BCH was born from a Bitcoin hard fork in August 2017, with the Bitcoin ABC team, led by Wu Jihan, controlling the core development. As planned, a hard fork upgrade was to take place in November 2018, with the ABC team intending to add new opcodes to support smart contract ecosystem expansion; however, the nChain team, led by "Australia's Satoshi" CSW, opposed this and announced the launch of an incompatible BSV client, advocating for BCH to return to Bitcoin's original protocol, and also planned to increase the block size from 32M to 128M, leading to a complete public confrontation between the two sides.
After the differences could not be reconciled, both sides began to compete for computing power, as the size of the computing power determined which chain could become the main chain after the fork. CSW not only held summits to woo miners but also partnered with mining pools to invest money in leasing computing power; Bitmain, under Wu Jihan, also mobilized mining pool computing power to respond. During this period, both sides attacked each other on social platforms, while related stakeholders constantly exaggerated the impact of the power struggle's outcome on coin prices, inducing investors to follow the trend and buy tokens corresponding to their supported factions, with many retail investors blindly entering the market with the mindset of making price differences. At that time, data showed that mining pools supporting BSV once occupied 72%-80% of the total BCH network computing power, causing the market sentiment to fluctuate violently.
On November 16, 2018, BCH successfully hard forked into two currencies: BCHABC and BCHSV. This power struggle was costly, with estimates suggesting that the daily mining cost at that time could have skyrocketed to 100 million yuan, with a large amount of computing power resources wasted in meaningless competition.
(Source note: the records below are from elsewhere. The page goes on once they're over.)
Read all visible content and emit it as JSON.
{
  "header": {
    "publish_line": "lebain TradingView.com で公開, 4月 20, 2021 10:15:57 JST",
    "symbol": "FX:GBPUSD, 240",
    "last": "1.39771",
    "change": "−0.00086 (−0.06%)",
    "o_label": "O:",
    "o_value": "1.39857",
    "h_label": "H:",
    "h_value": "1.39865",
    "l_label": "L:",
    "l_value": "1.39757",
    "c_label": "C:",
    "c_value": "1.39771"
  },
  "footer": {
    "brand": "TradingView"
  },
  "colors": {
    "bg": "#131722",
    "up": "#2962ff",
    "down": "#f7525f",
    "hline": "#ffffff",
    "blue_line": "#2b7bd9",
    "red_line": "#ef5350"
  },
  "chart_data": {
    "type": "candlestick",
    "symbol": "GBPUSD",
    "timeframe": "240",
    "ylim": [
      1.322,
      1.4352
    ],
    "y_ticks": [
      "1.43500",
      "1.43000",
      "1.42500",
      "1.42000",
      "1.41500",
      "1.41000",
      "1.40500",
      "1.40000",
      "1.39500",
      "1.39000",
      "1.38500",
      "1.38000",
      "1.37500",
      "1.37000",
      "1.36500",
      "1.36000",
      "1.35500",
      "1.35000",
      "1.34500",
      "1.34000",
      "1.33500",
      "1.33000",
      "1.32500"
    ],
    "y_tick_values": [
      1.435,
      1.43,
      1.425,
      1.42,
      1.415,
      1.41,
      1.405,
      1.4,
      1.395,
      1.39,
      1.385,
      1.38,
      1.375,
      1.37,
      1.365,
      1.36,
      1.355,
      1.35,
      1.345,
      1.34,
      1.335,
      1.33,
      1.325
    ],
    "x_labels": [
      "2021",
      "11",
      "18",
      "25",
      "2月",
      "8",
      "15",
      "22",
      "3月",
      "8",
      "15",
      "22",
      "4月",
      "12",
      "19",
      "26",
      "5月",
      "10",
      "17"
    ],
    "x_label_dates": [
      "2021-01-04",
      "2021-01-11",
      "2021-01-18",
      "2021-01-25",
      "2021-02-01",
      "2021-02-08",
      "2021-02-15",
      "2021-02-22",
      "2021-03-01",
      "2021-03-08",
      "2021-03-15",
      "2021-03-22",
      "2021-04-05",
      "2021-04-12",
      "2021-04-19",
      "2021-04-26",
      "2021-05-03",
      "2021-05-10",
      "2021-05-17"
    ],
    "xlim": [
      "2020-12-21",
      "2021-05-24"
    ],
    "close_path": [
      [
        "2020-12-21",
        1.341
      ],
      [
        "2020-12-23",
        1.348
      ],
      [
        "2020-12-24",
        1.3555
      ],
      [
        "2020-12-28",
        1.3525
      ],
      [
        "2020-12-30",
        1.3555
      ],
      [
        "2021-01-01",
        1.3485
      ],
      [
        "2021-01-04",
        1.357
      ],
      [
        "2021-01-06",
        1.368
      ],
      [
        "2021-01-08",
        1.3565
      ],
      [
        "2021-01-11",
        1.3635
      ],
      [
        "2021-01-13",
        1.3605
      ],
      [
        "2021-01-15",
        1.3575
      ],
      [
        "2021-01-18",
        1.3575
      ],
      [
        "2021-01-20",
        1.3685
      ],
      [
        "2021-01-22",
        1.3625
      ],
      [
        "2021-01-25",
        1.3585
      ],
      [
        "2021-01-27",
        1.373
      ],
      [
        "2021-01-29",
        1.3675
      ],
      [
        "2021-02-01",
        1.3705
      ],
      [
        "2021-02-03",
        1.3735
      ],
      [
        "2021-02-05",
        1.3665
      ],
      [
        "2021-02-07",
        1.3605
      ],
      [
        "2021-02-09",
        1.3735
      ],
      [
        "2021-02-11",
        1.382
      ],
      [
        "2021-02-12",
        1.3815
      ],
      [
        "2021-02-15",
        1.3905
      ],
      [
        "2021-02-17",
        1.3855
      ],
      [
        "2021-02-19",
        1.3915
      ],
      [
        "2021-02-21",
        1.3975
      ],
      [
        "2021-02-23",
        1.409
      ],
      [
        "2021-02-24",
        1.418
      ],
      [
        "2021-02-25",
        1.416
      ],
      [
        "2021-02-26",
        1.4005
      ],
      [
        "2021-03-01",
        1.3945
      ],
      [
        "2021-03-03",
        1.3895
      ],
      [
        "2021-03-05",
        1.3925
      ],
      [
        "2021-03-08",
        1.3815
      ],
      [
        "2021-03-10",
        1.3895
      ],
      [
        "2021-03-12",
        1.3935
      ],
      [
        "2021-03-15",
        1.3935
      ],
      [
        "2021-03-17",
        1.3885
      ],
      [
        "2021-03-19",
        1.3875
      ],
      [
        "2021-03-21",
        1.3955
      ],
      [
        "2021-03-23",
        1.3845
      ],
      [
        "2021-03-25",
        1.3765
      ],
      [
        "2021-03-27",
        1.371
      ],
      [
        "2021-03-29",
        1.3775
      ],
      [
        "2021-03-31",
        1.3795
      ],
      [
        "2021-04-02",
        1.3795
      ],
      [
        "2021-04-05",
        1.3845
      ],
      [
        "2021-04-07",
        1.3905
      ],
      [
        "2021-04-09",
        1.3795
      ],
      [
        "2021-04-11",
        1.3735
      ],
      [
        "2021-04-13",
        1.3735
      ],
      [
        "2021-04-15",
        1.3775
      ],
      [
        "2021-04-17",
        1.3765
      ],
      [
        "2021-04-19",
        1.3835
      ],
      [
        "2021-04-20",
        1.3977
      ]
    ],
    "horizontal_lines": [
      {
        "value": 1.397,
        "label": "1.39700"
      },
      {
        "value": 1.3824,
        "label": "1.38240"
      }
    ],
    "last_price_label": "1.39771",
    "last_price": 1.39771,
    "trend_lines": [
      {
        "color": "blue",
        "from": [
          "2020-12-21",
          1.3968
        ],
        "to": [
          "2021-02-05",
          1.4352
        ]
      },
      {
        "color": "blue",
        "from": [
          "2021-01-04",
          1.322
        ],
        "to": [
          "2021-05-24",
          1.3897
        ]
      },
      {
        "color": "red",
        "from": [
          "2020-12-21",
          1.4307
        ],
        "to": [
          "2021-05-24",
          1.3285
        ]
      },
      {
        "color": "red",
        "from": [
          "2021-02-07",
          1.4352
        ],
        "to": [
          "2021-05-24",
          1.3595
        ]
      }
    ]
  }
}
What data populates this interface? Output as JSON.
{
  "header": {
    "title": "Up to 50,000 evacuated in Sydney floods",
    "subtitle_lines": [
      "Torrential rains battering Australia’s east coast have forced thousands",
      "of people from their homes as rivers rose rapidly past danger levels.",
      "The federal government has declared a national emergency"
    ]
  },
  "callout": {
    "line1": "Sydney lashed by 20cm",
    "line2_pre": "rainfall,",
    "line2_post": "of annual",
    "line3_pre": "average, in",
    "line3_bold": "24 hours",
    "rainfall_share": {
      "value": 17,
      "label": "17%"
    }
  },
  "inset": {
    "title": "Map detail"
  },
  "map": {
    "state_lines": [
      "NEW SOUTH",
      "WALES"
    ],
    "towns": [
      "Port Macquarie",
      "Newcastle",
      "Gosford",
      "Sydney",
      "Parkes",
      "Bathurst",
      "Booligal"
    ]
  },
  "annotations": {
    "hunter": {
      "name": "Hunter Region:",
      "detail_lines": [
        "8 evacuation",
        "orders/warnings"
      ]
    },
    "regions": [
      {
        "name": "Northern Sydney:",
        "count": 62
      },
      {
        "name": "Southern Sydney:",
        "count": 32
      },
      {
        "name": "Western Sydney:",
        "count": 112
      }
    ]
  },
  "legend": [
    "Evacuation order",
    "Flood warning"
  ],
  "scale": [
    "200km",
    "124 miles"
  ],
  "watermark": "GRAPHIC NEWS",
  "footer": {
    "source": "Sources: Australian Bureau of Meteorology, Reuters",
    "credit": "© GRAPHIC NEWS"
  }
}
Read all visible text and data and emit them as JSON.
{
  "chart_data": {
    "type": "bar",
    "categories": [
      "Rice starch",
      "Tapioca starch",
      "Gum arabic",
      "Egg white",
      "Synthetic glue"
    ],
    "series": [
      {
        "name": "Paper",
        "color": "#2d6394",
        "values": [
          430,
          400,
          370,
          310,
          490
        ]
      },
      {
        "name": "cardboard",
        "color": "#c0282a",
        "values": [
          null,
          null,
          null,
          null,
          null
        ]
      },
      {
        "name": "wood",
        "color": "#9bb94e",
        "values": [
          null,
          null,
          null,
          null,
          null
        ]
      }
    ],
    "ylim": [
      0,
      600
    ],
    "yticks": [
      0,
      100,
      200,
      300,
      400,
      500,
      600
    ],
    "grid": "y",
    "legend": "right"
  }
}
More critically, after the fork, market expectations for the two currencies quickly cooled, and combined with the bursting of the bubble created by prior speculation, both prices plummeted significantly. Ordinary investors, lacking professional information channels, were unable to predict the market trend after the fork, and due to following the trend in early operations, held positions at high levels, ultimately suffering painful asset losses.